… Champagner ein Schaumwein ist,…

Champagner … der in der Weinbauregion Champagne in Frankreich nach streng festgelegten Regeln angebaut und gekeltert wird.
Die im Wein gelöste Kohlensäure entsteht bei einer zweiten Gärung in der Flasche („Méthode traditionelle, auch Méthode champenoise“).
Champagner genießt den Status einer Appellation d’Origine Contrôlée, auch wenn dies nicht auf dem Etikett vermerkt wird.”
Die Bezeichnung „Champagner“ ist markenrechtlich geschützt.
Andere Schaumweine müssen nach deutschem Lebensmittelrecht, je nach Herstellung und Herkunftsland, als Sekt bezeichnet werden.
Durch Flaschengärung hergestellte Schaumweine heißen in Frankreich und in Luxemburg Vin Mousseux oder Crémant, in Spanien Cava, in Italien Spumante, in Deutschland Winzersekt und in Österreich Hauersekt, sofern die Grundweine aus einem einzigen Winzerbetrieb stammen und von diesem selbst oder in einer Erzeuger-Gemeinschaft hergestellt wurden.

Ob der deutlich höhere Preis von Champagner stets gerechtfertigt ist, sei dahingestellt.

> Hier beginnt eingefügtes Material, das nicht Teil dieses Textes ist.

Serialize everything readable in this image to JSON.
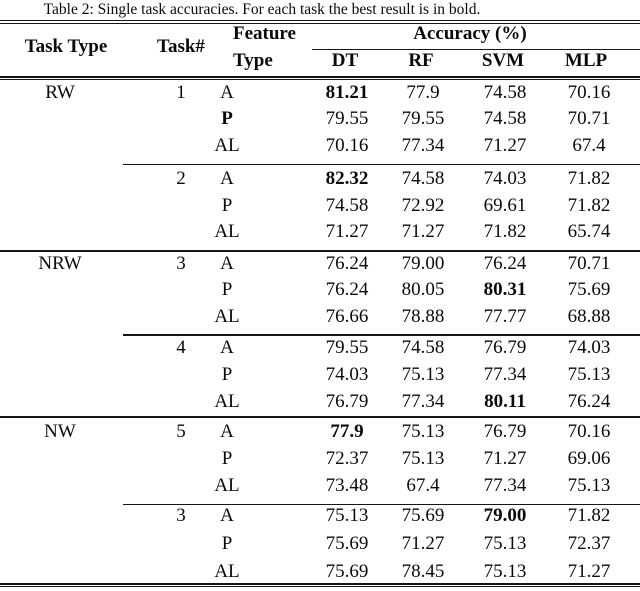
{
  "caption": "Table 2: Single task accuracies. For each task the best result is in bold.",
  "header": {
    "task_type": "Task Type",
    "task_num": "Task#",
    "feature_line1": "Feature",
    "feature_line2": "Type",
    "accuracy_group": "Accuracy (%)",
    "methods": [
      "DT",
      "RF",
      "SVM",
      "MLP"
    ]
  },
  "rows": [
    {
      "task_type": "RW",
      "task_num": "1",
      "feature": "A",
      "dt": "81.21",
      "rf": "77.9",
      "svm": "74.58",
      "mlp": "70.16",
      "bold": [
        "dt"
      ]
    },
    {
      "feature": "P",
      "dt": "79.55",
      "rf": "79.55",
      "svm": "74.58",
      "mlp": "70.71",
      "bold": [
        "feature"
      ]
    },
    {
      "feature": "AL",
      "dt": "70.16",
      "rf": "77.34",
      "svm": "71.27",
      "mlp": "67.4",
      "bold": []
    },
    {
      "task_num": "2",
      "feature": "A",
      "dt": "82.32",
      "rf": "74.58",
      "svm": "74.03",
      "mlp": "71.82",
      "bold": [
        "dt"
      ]
    },
    {
      "feature": "P",
      "dt": "74.58",
      "rf": "72.92",
      "svm": "69.61",
      "mlp": "71.82",
      "bold": []
    },
    {
      "feature": "AL",
      "dt": "71.27",
      "rf": "71.27",
      "svm": "71.82",
      "mlp": "65.74",
      "bold": []
    },
    {
      "task_type": "NRW",
      "task_num": "3",
      "feature": "A",
      "dt": "76.24",
      "rf": "79.00",
      "svm": "76.24",
      "mlp": "70.71",
      "bold": []
    },
    {
      "feature": "P",
      "dt": "76.24",
      "rf": "80.05",
      "svm": "80.31",
      "mlp": "75.69",
      "bold": [
        "svm"
      ]
    },
    {
      "feature": "AL",
      "dt": "76.66",
      "rf": "78.88",
      "svm": "77.77",
      "mlp": "68.88",
      "bold": []
    },
    {
      "task_num": "4",
      "feature": "A",
      "dt": "79.55",
      "rf": "74.58",
      "svm": "76.79",
      "mlp": "74.03",
      "bold": []
    },
    {
      "feature": "P",
      "dt": "74.03",
      "rf": "75.13",
      "svm": "77.34",
      "mlp": "75.13",
      "bold": []
    },
    {
      "feature": "AL",
      "dt": "76.79",
      "rf": "77.34",
      "svm": "80.11",
      "mlp": "76.24",
      "bold": [
        "svm"
      ]
    },
    {
      "task_type": "NW",
      "task_num": "5",
      "feature": "A",
      "dt": "77.9",
      "rf": "75.13",
      "svm": "76.79",
      "mlp": "70.16",
      "bold": [
        "dt"
      ]
    },
    {
      "feature": "P",
      "dt": "72.37",
      "rf": "75.13",
      "svm": "71.27",
      "mlp": "69.06",
      "bold": []
    },
    {
      "feature": "AL",
      "dt": "73.48",
      "rf": "67.4",
      "svm": "77.34",
      "mlp": "75.13",
      "bold": []
    },
    {
      "task_num": "3",
      "feature": "A",
      "dt": "75.13",
      "rf": "75.69",
      "svm": "79.00",
      "mlp": "71.82",
      "bold": [
        "svm"
      ]
    },
    {
      "feature": "P",
      "dt": "75.69",
      "rf": "71.27",
      "svm": "75.13",
      "mlp": "72.37",
      "bold": []
    },
    {
      "feature": "AL",
      "dt": "75.69",
      "rf": "78.45",
      "svm": "75.13",
      "mlp": "71.27",
      "bold": []
    }
  ]
}
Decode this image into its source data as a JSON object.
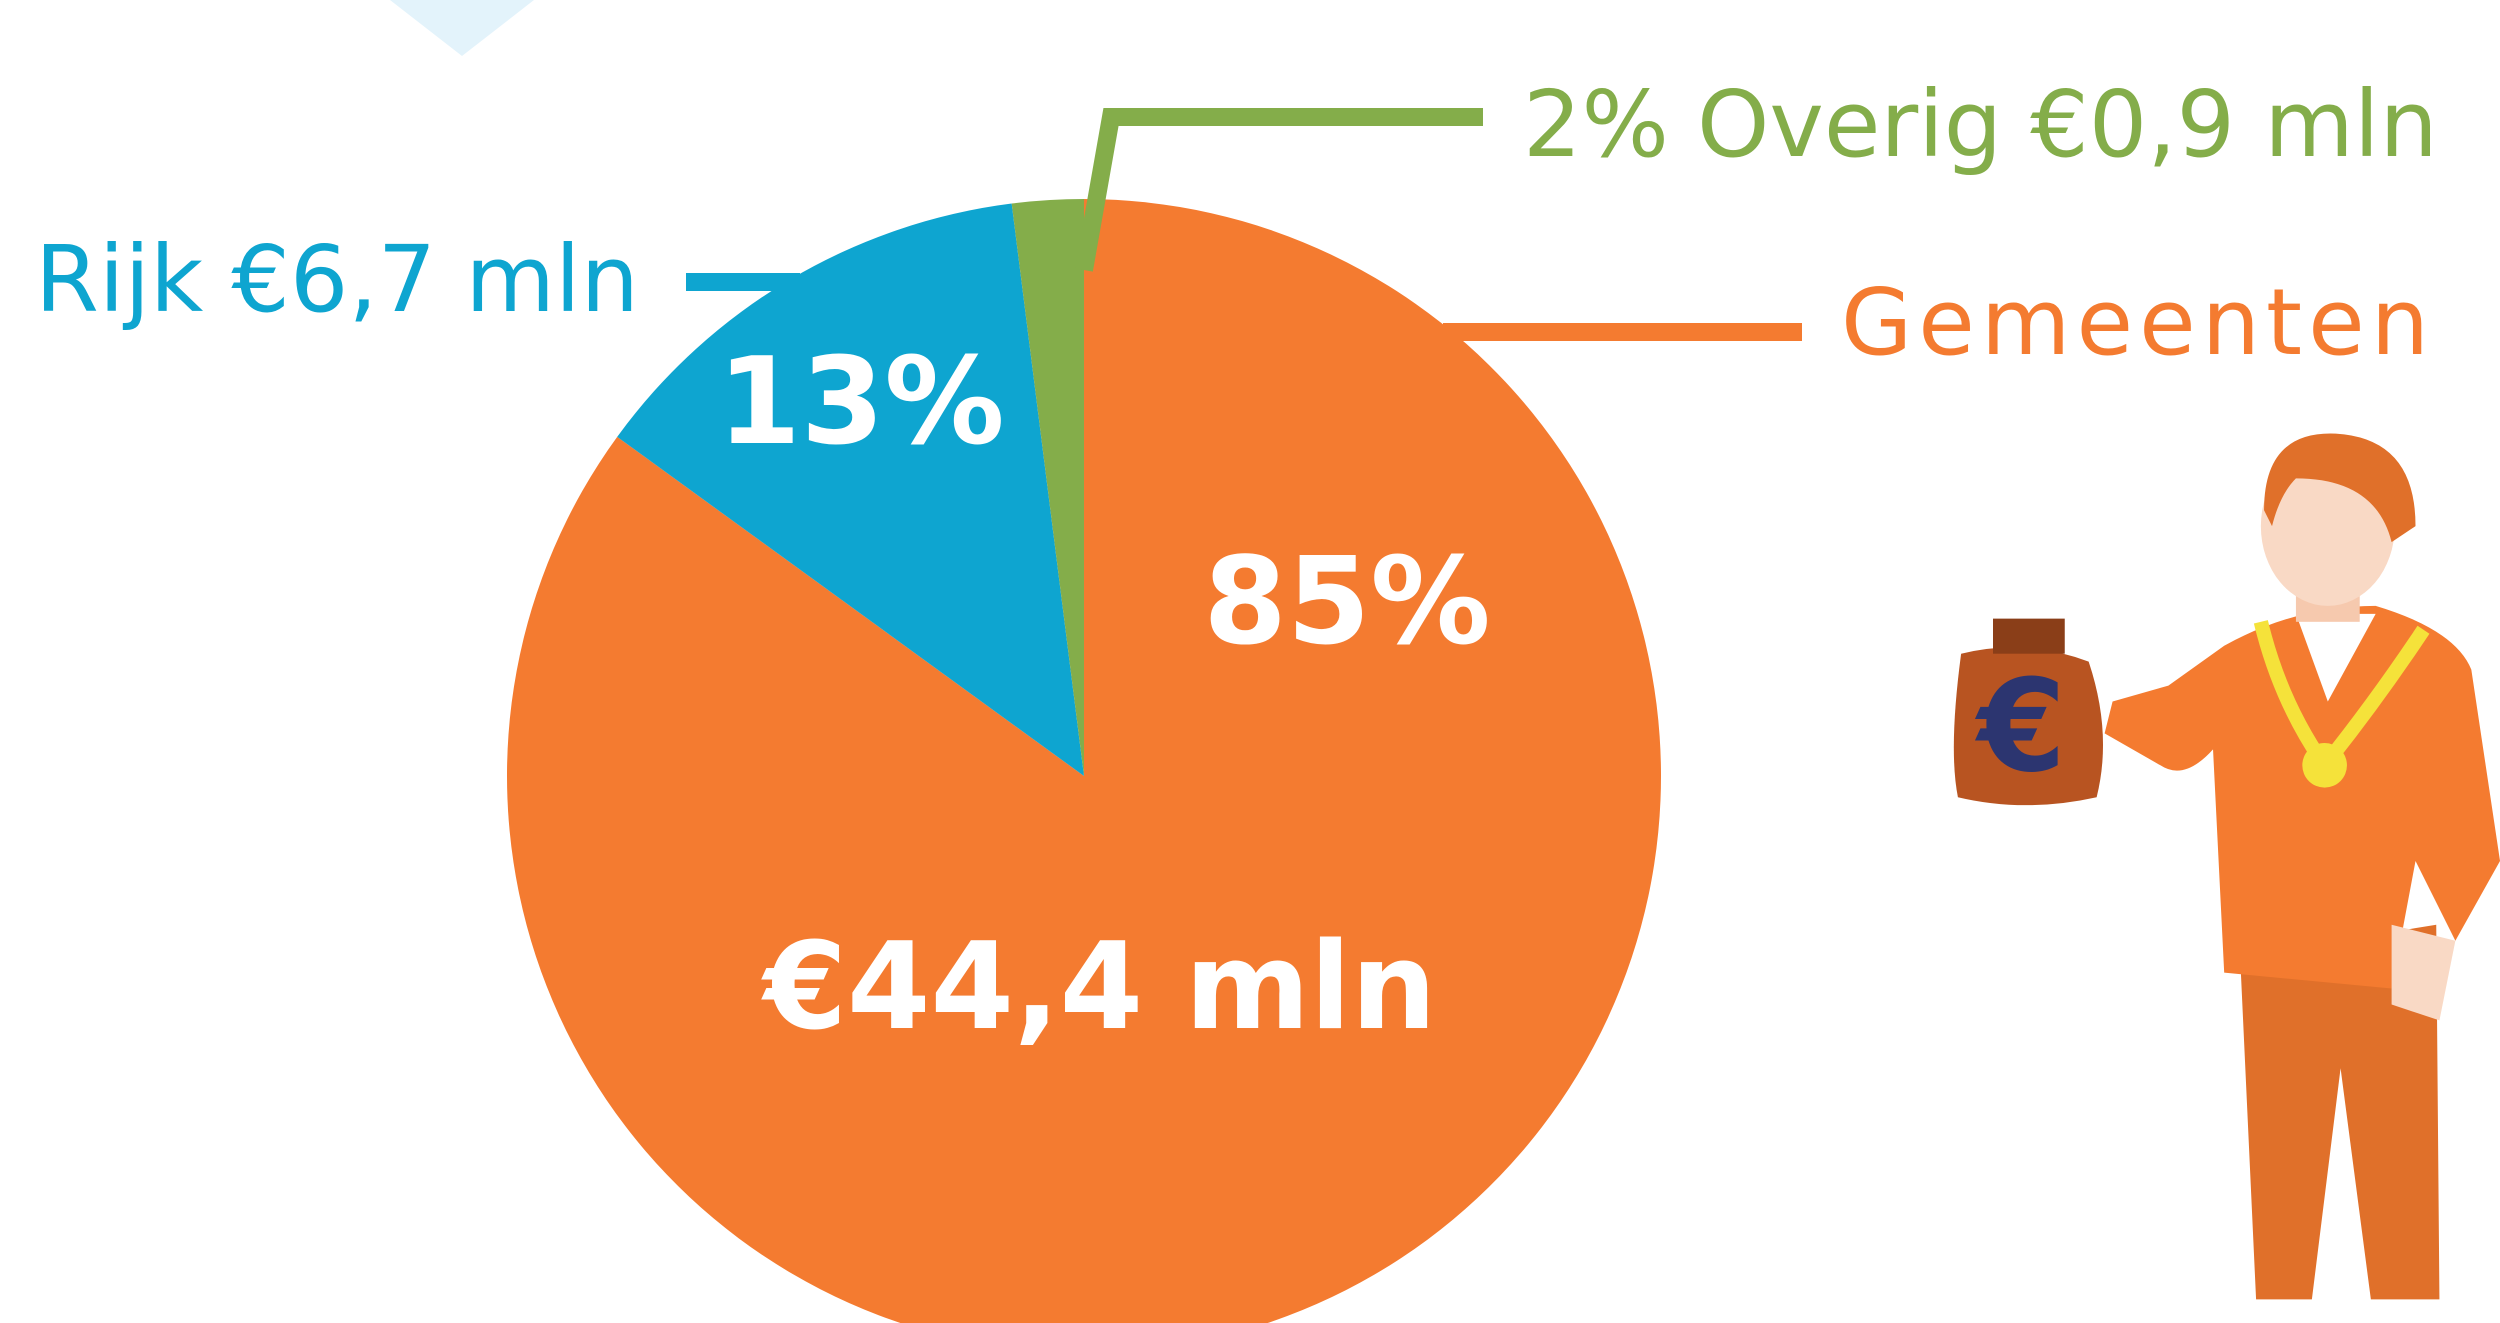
{
  "chart_data": {
    "type": "pie",
    "categories": [
      "Gemeenten",
      "Rijk",
      "Overig"
    ],
    "values": [
      85,
      13,
      2
    ],
    "value_labels": [
      "85%",
      "13%",
      "2%"
    ],
    "amounts": [
      44.4,
      6.7,
      0.9
    ],
    "amount_labels": [
      "€44,4 mln",
      "€6,7 mln",
      "€0,9 mln"
    ],
    "colors": [
      "#f47b30",
      "#0ea5d0",
      "#84ad4a"
    ]
  }
}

Zweifellos bezahlt der Konsument, vor allem bei Produkten der führenden Hersteller, auch die weltweite Vermarktung mit. Fakt ist aber auch, dass Champagner den strengsten Herstellungsvorschriften aller Schaumweine unterliegt, deren Einhaltung durch unabhängige Stellen kontrolliert wird. Das weltweit einmalige Terroir, auf dem die Champagnerreben wachsen, ist maßgeblich an der Qualität des Getränks beteiligt.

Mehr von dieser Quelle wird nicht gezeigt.